6. Exercise Your Dog Beforehand
Speaking of early wake-up, what you do then is play and train your dog during that extra hour. Exercise is one of the best remedies for most behavioral issues in dogs. Canines just have a natural drive inside of them that needs an outlet; if you don’t provide one, you’ll soon see the outcome at your next scheduled grooming session.
Kill two birds with one stone by going for a walk, run, or play some ball in the morning since you’re up earlier than usual anyway. They still might not love the idea of going to the groomer, but you should definitely see less resistance because your dog is tired.
7. Brush Your Dog Regularly
Very rarely do groomers in high end pet salons take the time to work through kinks and knots. They have upwards of 50 dogs to groom per day, so they’re going to move as quickly as they can. Sometimes this means a dog gets nicked by a razor or fur is pulled out because of a mat that needed to be brushed out.
Don’t make the groomer's job harder than it has to be, and it benefits your dog to keep the groomer happy as well. This doesn’t necessarily mean you’ve got to do all the difficult work for them, but a daily combing should be a part of your schedule.
Just like food and water, your pet depends on you to help them with daily hygiene. Maybe even do a quick brushing session and use a dematting tool just before going to the groomer's (just like you would brush your teeth before going to a dentist).
8. Try Medication as a Last Resort
If you’ve done all you can to make your dog enjoy grooming, and it doesn’t seem like the situation is getting any better, an alternative would be to try some medication and anxiety aids. Discuss this with your veterinarian and try something light at first. For example, Benadryl is both safe for dogs and only makes them a bit drowsy. The proper dose of Benadryl for dogs is 1 mg per pound of body weight. If your dog has never had Benadryl, give them a smaller amount at first to make sure there aren’t any serious side effects.

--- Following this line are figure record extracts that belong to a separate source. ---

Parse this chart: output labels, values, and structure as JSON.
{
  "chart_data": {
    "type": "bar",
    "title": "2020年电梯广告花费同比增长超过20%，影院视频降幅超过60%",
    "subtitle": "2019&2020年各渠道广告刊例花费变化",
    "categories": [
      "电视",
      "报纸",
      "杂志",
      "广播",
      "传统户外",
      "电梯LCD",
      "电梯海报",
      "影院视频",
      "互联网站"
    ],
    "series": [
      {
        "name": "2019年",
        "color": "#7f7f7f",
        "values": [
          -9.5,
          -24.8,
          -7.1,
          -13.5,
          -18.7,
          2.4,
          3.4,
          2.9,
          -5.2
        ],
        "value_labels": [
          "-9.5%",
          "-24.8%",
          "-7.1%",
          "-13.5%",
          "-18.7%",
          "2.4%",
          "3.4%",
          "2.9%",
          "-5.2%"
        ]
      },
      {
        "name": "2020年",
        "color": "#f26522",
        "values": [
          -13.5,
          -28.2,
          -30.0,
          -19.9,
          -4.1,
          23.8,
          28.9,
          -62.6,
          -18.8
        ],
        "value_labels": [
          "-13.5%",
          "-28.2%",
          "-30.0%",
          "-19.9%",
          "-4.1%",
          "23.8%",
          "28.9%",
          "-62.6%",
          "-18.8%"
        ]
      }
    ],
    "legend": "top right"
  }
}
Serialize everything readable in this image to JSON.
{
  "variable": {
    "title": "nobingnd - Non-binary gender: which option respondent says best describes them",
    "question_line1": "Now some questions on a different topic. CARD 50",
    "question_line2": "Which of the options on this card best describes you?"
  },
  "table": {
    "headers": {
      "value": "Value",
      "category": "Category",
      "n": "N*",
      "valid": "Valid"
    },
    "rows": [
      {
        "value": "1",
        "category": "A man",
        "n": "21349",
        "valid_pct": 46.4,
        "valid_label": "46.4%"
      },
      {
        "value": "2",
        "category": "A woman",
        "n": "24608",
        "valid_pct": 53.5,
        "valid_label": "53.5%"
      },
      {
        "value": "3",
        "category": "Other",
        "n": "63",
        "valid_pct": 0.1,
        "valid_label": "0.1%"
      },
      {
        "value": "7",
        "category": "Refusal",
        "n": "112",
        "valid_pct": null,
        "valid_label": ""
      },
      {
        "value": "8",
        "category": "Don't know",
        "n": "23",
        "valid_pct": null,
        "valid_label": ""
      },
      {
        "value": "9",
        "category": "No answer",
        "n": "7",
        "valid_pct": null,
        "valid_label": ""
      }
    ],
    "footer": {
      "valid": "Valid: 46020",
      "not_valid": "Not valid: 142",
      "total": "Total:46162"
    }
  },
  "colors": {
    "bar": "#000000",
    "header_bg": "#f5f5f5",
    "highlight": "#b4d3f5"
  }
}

For very serious dog anxiety cases, you can also get medications such as Prozac and other relaxants from your veterinarian. However, this should be the absolute last ditch effort in calming your dog down since medications don’t always provide the results that we expect. In the same way that humans tend to become dependent on drugs, dogs are also at risk for developing a physical need for them for whenever they're anxious.
On the other hand, when an animal is so worked up and stressed out that they’re actually causing themselves harm, prescription medications can actually be extremely helpful and usually recommended by veterinarians. Just get the best professional advice possible before you make a solid decision. You can even try it alongside a calming dog collar which has been proven to help anxious dogs.